Между прочим, по закону свидетель не имеет права находиться в зале суда до тех пор, пока он не дал своих показаний. Если для Брокса сделали исключение — то на каком основании? Если же он не присутствовал на суде до своих показаний, то откуда он мог знать о подсудимых, что они «уголовники» и вообще что бы то ни было? Все «понаслышке»?

Возникает мысль о том, какова истинная роль Брокса-Соколова в январском процессе.

Примечательно, что к шпиону Броксу авторы относятся с большим снисхождением — прямо-таки с трогательной жалостью. Порой слышатся даже нотки умиления, когда речь идет об этом «совсем еще юном белобрысом парне, неплохо говорящем по-русски» ("Комсомольская правда"). Признавая, что Брокс оказался «по уши в грязи», авторы "Известий" спешат добавить: «Похоже, правда, что забрался в нее он по наивности, большой доверчивости перед людьми...». Сочувственно приводятся следующие слова Брокса из его выступления на суде: «Я хотел бы сказать, что я опечален, что невольно нарушил законы этой страны».

Совсем иной тон взят в отношении подсудимых. Их биографии окрашены сплошь черным цветом. Впрочем, оговорюсь: это относится не ко всем подсудимым в равной степени, некоторое исключение составляет Добровольский. Зато Галанскову и Гинзбургу нет пощады. Сообщается, например, в "Известиях", что Гинзбург «нашел себя в мошенничестве». И в 1960 г. он, как разъясняет "Комсомольская правда", «за мошенничество и подделку документов был привлечен к ответственности. Два года находился в заключении. В 1964 г. против него снова было возбуждено уголовное дело за подобные неблаговидные поступки». Не худо бы при этом сообщить читателю, что в I960 г. Гинзбург сдал школьный экзамен экстерном за своего приятеля и для этого переменил фотографию на соответствующей бумажке. Это — несомненно правонарушение, но содержит ли оно такую уж страшную нравственную дискредитацию Гинзбурга? И еще: кого и когда, кроме Гинзбурга, приговаривали за подобное деяние к двухлетнему заключению? Думается, что истинный — скрытый — мотив преследования в I960 г. связан не с подделкой документов. Не так ли обстояло дело и вторично в 1964г.?

"Комсомольская правда" не слишком заботится о последовательности своих суждений относительно личности Гинзбурга и Галанскова, о соответствии этих суждений тут же приводимым фактам.

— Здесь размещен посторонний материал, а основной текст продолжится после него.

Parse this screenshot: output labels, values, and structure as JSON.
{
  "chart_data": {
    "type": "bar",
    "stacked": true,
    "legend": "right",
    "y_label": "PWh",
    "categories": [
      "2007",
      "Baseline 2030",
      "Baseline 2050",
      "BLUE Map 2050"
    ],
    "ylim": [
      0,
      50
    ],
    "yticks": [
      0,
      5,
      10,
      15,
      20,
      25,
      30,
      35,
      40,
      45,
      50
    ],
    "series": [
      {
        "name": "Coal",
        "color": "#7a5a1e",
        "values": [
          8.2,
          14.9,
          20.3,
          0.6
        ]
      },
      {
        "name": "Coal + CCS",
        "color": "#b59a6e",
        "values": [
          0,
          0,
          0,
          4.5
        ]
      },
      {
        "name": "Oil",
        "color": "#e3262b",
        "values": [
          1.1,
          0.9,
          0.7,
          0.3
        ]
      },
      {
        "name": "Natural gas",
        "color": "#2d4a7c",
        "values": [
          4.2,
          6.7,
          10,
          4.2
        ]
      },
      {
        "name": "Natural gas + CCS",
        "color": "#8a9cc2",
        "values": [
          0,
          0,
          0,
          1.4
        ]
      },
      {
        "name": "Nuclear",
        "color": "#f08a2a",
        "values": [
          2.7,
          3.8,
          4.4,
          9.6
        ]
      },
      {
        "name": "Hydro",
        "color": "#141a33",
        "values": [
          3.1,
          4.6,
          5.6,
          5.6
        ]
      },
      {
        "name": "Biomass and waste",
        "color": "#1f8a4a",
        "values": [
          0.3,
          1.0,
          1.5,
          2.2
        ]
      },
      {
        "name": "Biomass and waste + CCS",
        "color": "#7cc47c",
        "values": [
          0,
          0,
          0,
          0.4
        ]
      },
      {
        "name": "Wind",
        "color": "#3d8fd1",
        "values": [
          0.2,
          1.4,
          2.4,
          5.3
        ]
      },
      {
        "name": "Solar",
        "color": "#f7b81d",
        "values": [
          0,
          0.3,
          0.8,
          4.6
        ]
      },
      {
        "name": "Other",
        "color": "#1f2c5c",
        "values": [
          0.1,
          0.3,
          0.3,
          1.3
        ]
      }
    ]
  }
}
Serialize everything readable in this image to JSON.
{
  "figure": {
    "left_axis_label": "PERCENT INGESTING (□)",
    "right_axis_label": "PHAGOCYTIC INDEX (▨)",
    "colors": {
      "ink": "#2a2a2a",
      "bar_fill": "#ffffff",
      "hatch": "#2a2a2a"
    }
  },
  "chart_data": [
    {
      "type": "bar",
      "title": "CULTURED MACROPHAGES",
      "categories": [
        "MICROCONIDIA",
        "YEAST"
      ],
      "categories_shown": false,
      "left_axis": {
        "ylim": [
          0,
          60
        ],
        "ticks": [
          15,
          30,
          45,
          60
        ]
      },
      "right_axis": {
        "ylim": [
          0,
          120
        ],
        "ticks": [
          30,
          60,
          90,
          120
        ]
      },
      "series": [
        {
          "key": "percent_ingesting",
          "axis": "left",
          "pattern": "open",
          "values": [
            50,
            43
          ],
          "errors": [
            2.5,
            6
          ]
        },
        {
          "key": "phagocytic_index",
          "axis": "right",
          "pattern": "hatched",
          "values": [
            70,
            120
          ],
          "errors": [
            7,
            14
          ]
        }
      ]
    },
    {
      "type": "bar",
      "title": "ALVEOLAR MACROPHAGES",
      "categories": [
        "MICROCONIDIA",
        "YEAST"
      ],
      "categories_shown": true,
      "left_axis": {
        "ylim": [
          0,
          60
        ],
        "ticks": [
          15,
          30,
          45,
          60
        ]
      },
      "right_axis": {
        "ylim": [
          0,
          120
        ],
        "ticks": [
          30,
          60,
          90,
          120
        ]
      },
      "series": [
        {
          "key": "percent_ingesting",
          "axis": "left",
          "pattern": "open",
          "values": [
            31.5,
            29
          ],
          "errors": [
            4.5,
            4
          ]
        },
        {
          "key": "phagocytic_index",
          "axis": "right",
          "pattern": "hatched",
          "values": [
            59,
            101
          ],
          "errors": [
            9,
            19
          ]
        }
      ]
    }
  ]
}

О подсудимых говорится, что они вели свои дела «с расчетливостью бывалых купцов». И одновременно мы узнаем, что «получив однажды от Галанскова пятидесятидолларовые бумажки, деятели «черного рынка» ухитрились всучить ему за них... пачку горчичников». Хорош купец!

Мы узнаем о подсудимых, что они с «хитроумием рецидивистов соблюдают глухую конспирацию». И тут же выясняется, что в инкриминируемом Галанскову сборнике "Феникс" на титуле стоит: «Под редакцией Ю.Галанскова». А в сборнике, составляющем преступление Гинзбурга, в изданиях разных стран всюду стоит: «Составитель А.Гинзбург». Вот это конспираторы! Хочется повторить слова Овчаренко: «Странная выходит диалектика». Интересно, на какого читателя рассчитаны такие пассажи?

Кстати, читателю не мешало бы знать, что сборник, составленный Гинзбургом, — это "Белая книга", содержащая материалы по делу Синявского и Даниэля. Там запись самого процесса, отклики на него советской и зарубежной прессы, публичные заявления разных лиц в связи с этим делом. Представлены мнения как в защиту, так и против Синявского и Даниэля. «Комсомольская правда», касаясь «сборника с клеветническими материалами», не считает нужным сообщить, что это за сборник. Повторяю: это "Белая книга".

Теперь посмотрим, как выглядят на страницах печати показания самих подсудимых, и какие признания заключены в этих показаниях.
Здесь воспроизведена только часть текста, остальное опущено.